Malignant pheochromocytoma and paraganglioma sometimes progress rapidly within a few months or years after initial diagnosis. In contrast, some patients can live more than 10 years in a status of stabilization [14]. In our study, 5-year survival rate was 70 % after initial diagnosis of malignancy and 50 % after the first 131I-MIBG therapy, respectively. Additionally, median time from diagnosis of metastases to the first 131I-MIBG therapy was 22 months (range 2–108 months). Six patients took more than 5 years before the first 131I-MIBG therapy. The longer the interval from diagnosis to 131I-MIBG therapy, the more activated tumor function would be a concern. We should start the first MIBG therapy as early as possible, because hypertension and symptoms related to bone metastases were bad prognostic factors of overall survival. The repeated low-dose 131I-MIBG therapy can extend overall survival in selected patients.
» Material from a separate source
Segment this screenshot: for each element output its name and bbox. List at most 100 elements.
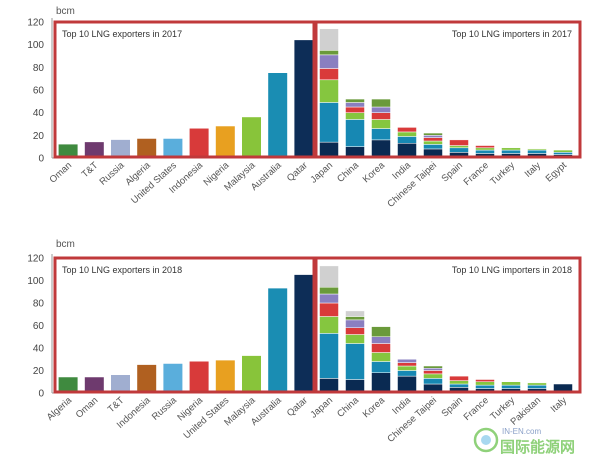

There were some limitations in the current study. The study was a retrospective study with a small population. Objective responses could not be evaluated in 6 out of 26 patients. The criteria for reducing medications were not standardized. To resolve these problems, prospective studies are needed to confirm these points.

Conclusion

The hormonal and objective responses to the first low-dose 131I-MIBG therapy may be prognostic factors of overall survival in patients with malignant pheochromocytoma and paraganglioma. Complication of hypertension and symptoms related to bone metastases were bad prognostic factors of overall survival; therefore, early induction of low-dose 131I-MIBG therapy should be considered.